The retreat was one of several annual weekends called Into the Wild held by the King's Men. The largely Roman Catholic men's spirituality group believes men have drifted away from churches and need to reconnect with their faith.

Its strategy is to mix church with the kind of activities some would attribute to a man's man, and in doing so, help men fulfill their roles as "leader, protector, provider," and believer.

"Men think of anything faith-based as feminine and girly," said group co-founder Damian Wargo, 36, of Philadelphia. "Kids grow up with dads who aren't in the church. The faith of a family is something that the mother takes care of."

Formed in 2006, King's Men has about 150 members, with five meeting groups in Philadelphia, Montgomery, and Bucks Counties. Two satellite groups are based in Louisiana and Indiana. The men meet weekly to talk and share experiences.

Several times a year, the group holds the retreat weekends, which have drawn men from as far away as California and Colorado. The four-day camping retreat mixes he-man activity with prayerful reflection.

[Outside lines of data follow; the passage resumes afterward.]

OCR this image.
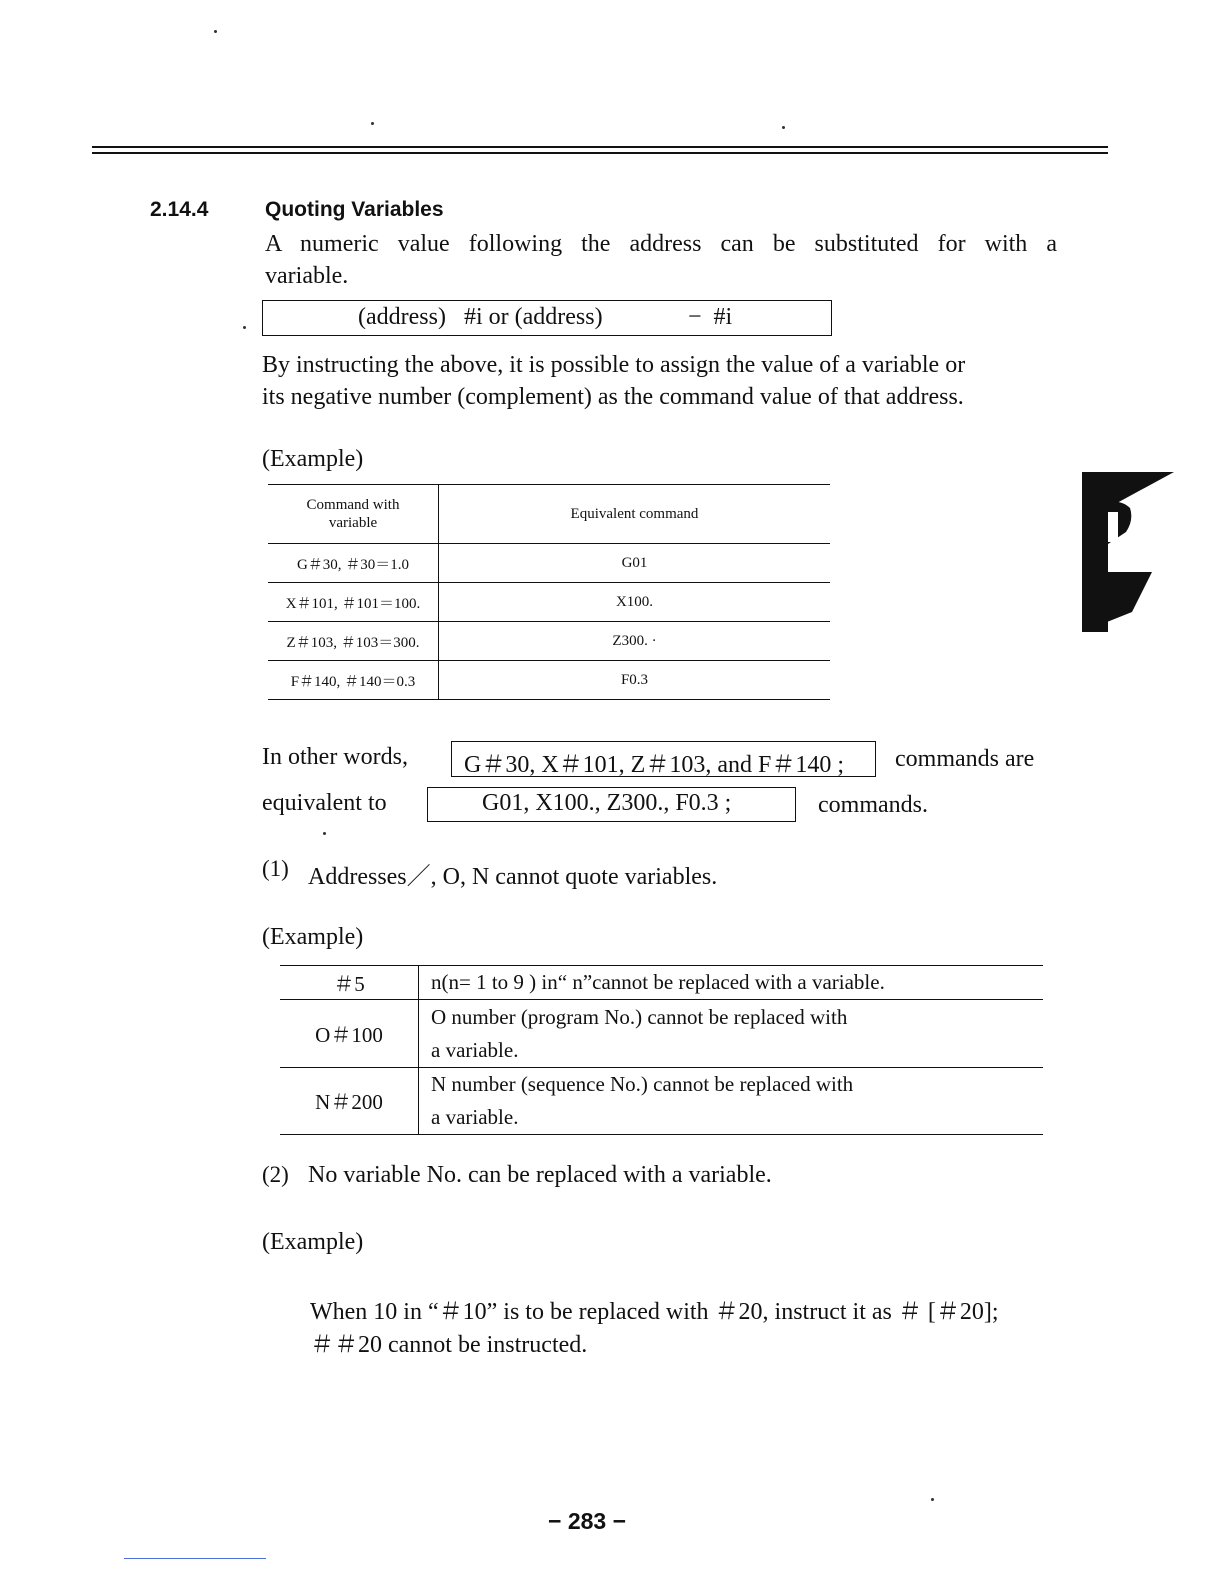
2.14.4	Quoting Variables
A numeric value following the address can be substituted for with a
variable.
(address)   #i or (address)	−  #i
By instructing the above, it is possible to assign the value of a variable or
its negative number (complement) as the command value of that address.
(Example)
Command with
variable	Equivalent command
G＃30, ＃30＝1.0	G01
X＃101, ＃101＝100.	X100.
Z＃103, ＃103＝300.	Z300. ·
F＃140, ＃140＝0.3	F0.3
In other words, G＃30, X＃101, Z＃103, and F＃140 ; commands are
equivalent to	G01, X100., Z300., F0.3 ;	commands.
(1) Addresses／, O, N cannot quote variables.
(Example)
＃5	n(n= 1 to 9 ) in“ n”cannot be replaced with a variable.
O＃100	O number (program No.) cannot be replaced with
a variable.

N＃200	N number (sequence No.) cannot be replaced with
a variable.
(2) No variable No. can be replaced with a variable.
(Example)
When 10 in “＃10” is to be replaced with ＃20, instruct it as ＃ [＃20];
＃＃20 cannot be instructed.
− 283 −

Earlier this month, members of a group ranging in age from 11 to 68 learned to find their way through the forest using only compass and map, practiced firing at a shooting range, fished for their dinner, cooked duck on a spit, and slept in cabins with no electricity.

Corcoran helped pile hot rocks on top of a whole pig the group cooked in a pit.

One night, sitting around a bonfire, a father and son shared their story, then embraced, and said, "I love you," to each other.

Cofounders Wargo and Mark Houck of Quakertown talk about the group in the context of their own conservative beliefs.

The King's Men, which was also cofounded by Wargo and Houck's friend Tony Luna, is proabstinence and antiabortion, and believes that marriage "is between one man and one woman." Its members regularly protest outside adult book and video stores.

"Men are not to be lords over their wife and child, but they are to lead and serve," said Houck, 36, who also has a program twice a month on Holy Spirit Radio, a Catholic station in Bucks County. "Women complement the men's role through trust, surrender, and receptivity. Equal dignity, different roles."

Paula M. Kane, an associate professor of contemporary Catholic studies at the University of Pittsburgh, says Houck's language appears to revive a traditional model of male spirituality that refers to men as the top dog and women as a complement.

"That hasn't served women well," said Kane, an editor of Gender Identities in American Catholicism. "It's meant that men had the power, while women put the flowers on the altar."

The King's Men follows in the tradition of the Promise Keepers, an evangelical Christian men's group that flourished in the mid-1990s, said Stephen B. Boyd, a professor of religion at Wake Forest University and author of The Men We Long to Be: Beyond Lonely Warriors and Desperate Lovers.

The Promise Keepers had a conservative view of men's and women's roles, but it also promoted the value of men opening up and sharing their emotions with other men, Boyd said.

"In some ways, it's difficult to understand what a man's supposed to be like these days," he said. "Increasing numbers of us are not the only primary breadwinners. Our jobs have changed so much that the superior physical strength that made it natural for us to be the breadwinner, well, it doesn't take that to sit in front of a computer.

"When things are up in the air," he said, "one clear option is to go" traditional.

During the retreat weekend, Mass was held outdoors in a clearing. The campers arranged logs as pews; lifted rocks to form an altar; and shaped branches, mud, and rocks to create a grotto.

After the retreats, the men are expected to go back to their communities and put their faith into practice in their churches and relationships at home.

"When you come home from work and you're tired, you tend to want to retreat. You think, 'I've provided for my family, and it's done,' " said Mark Jurchak, 52, an engineer from Chadds Ford who attended the weekend with his 17-year-old son, Matthew.

"But I'm called to be a husband and a father, and I have to realize the strength to act on it."